Abbiamo fatto sacrifici per i nostri figli, ma ora siamo soli nella vecchiaia.

Tutta la vita io e mio marito l’abbiamo vissuta per i figli. Non per noi, non per il successo, ma solo per loro—i nostri tre tesori, che abbiamo coccolato, protetto e per cui abbiamo sacrificato tutto. Chi avrebbe mai pensato che alla fine di questo cammino, quando la salute vacilla e le forze mancano, ci saremmo ritrovati soli, circondati solo dal dolore e dal vuoto, invece che dalla gratitudine e dall’affetto?

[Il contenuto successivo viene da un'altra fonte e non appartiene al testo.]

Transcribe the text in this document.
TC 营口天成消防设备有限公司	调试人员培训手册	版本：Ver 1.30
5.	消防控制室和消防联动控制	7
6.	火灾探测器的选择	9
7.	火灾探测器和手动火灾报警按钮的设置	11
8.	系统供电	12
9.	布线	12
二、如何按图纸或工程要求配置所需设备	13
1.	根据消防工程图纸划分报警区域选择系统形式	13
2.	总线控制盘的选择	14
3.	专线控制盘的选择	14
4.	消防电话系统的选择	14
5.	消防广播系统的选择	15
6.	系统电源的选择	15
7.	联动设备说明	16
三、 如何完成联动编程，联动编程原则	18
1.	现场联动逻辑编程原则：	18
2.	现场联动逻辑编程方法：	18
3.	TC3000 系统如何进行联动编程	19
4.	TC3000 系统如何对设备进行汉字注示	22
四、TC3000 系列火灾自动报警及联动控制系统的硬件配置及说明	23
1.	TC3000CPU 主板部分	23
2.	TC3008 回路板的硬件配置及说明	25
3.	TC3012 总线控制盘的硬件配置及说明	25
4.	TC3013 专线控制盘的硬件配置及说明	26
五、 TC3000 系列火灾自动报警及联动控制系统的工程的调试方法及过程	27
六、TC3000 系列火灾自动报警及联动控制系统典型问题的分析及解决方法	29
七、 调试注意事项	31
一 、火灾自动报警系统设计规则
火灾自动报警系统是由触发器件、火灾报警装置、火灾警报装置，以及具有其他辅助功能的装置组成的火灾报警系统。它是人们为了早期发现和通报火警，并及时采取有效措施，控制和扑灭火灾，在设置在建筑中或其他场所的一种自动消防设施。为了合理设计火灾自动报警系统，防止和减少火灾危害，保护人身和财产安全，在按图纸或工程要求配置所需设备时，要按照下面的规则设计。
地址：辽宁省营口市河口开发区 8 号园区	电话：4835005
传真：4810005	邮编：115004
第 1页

Con Enzo ci conoscevamo da sempre—stesso cortile, stessa classe. A diciotto anni ci siamo sposati. Un matrimonio semplice, senza soldi. Pochi mesi dopo, scoprii di aspettare un bambino. Enzo lasciò gli studi per lavorare giorno e notte—pur di mantenere la famiglia.

Vivevamo con niente. A volte mangiavamo solo patate per giorni, ma non ci lamentavamo mai. Sapevamo per chi lo facevamo. Sognavamo che i nostri figli non conoscessero la povertà che avevamo vissuto noi. Quando le cose migliorarono, rimasi incinta di nuovo. Avevamo paura, ma non esitammo—era nostra figlia.

Non avevamo aiuto. Nessuno ci dava una mano con i bambini. Mia madre era morta giovane, e mia suocera viveva lontana, troppo occupata con sé stessa. Io vivevo tra cucina e cameretta, mentre Enzo tornava a notte fonda, con le mani screpolate dal freddo e gli occhi pieni di stanchezza.

A trent’anni nacque il terzo. Difficile? Certo. Ma non ci aspettavamo una vita facile. Non eravamo abituati ai privilegi. Andavamo avanti, passo dopo passo, tra debiti e lavoro estenuante, finché non riuscimmo a comprare un appartamento per due dei nostri figli. Quante notti insonni—solo Dio lo sa. La più piccola, la mandammo a studiare all’estero—voleva diventare dottoressa. Contrammo un altro prestito e ci dicemmo: “Ce la faremo”.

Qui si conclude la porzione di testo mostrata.